Giant Potato and Horseradish Pancake
Recipe and photo by Tami Ganeles Weiser
Prep Time: 25 minutes Cook Time: 35 minutes
This traditional German-style pancake, a Grosser Reibekuchen, is tricked out with plenty of horseradish, seasonal green onions, and fresh thyme. This is great beside a brisket, topped with sautéed bitter greens. Or try it with a fried egg over a bed of spinach. It’s a great basis for breakfast, lunch or dinner.
6 medium (about 2 pounds) Idaho (russet) potatoes, peeled,
2 tablespoons potato starch
2 teaspoons kosher salt
¼ teaspoon baking powder
1 teaspoon freshly ground white pepper
¼ cup freshly grated or bottled horseradish, drained
½ ounce garlic chives, garlic scapes, or chives, minced (3 to 4 tablespoons)
Leaves of 8 fresh thyme sprigs (see Kitchen Tips)
3 eggs, lightly beaten
¼ cup chicken fat or duck fat (see Kitchen Tips)
In a food processor fitted with the shredding blade, shred the potatoes finely. Transfer to a fine-mesh sieve set over a bowl and squeeze well to get rid of excess moisture. (You will have about 3 cups.)
- Heat a very large, heavy ovenproof skillet over medium heat.
- While the pan heats, combine the potatoes, potato starch, salt, baking powder, and white pepper in a bowl and stir to coat. Add the horseradish, chives, and thyme and stir to combine. Add the eggs and stir again to blend.
- Preheat the oven to 350°F.
- Heat the chicken fat and let it melt, keeping the heat at medium-high. Add the potato mixture to the pan and cook for 8 to 10 minutes, until browned on the bottom.
- Place the pan in the oven and bake for 18 to 20 minutes, until the center is cooked through. Increase the temperature to broil, and broil for 4 to 5 minutes until the top is deep brown. Cut into wedges, garnish as desired, and serve immediately.
- To remove the leaves from a sprig of fresh thyme, hold the sprig (or a few) at the top with one hand, and with the other hand, grasp the stem with your thumb and forefinger and gently slide your fingers down the stem. The leaves will be pushed against the direction they grow in, and will come off easily.
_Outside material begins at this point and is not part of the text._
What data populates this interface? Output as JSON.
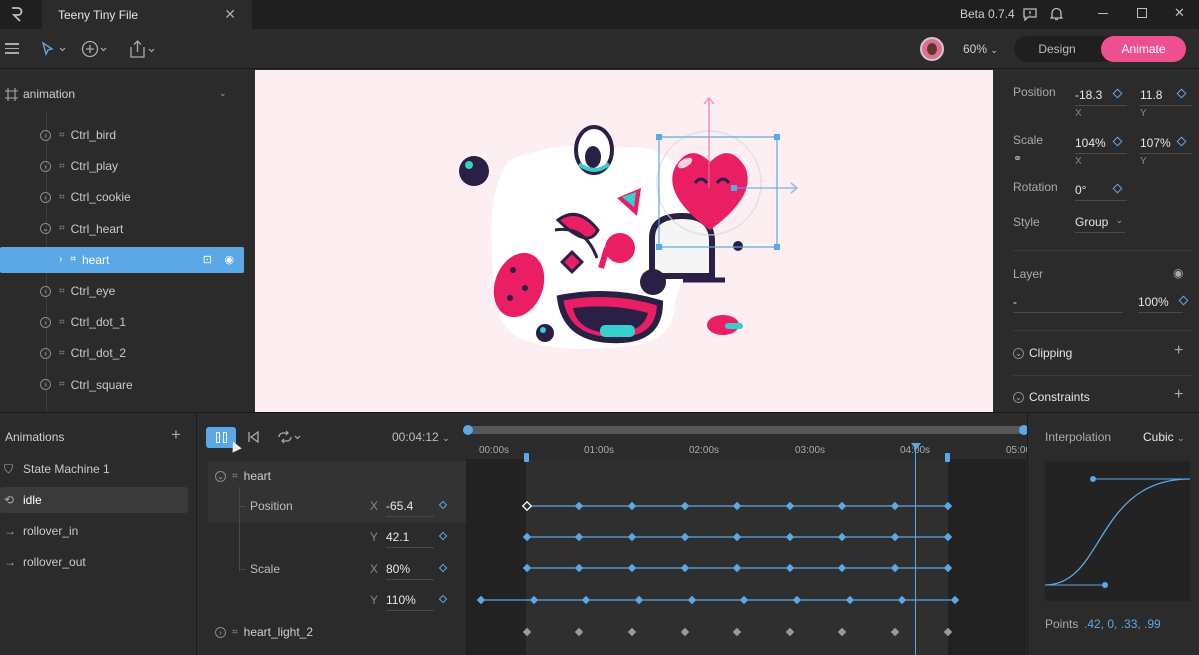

- You can render your own chicken or duck fat when you cook either bird; be sure to pour hot fat into a heatproof container (regular plastic will melt). You’ll need to strain it to be sure get out any bits of meat. But you can buy chicken or duck fat already rendered. Check the frozen food aisle (chicken fat is now widely available), ask your local butcher or get it online.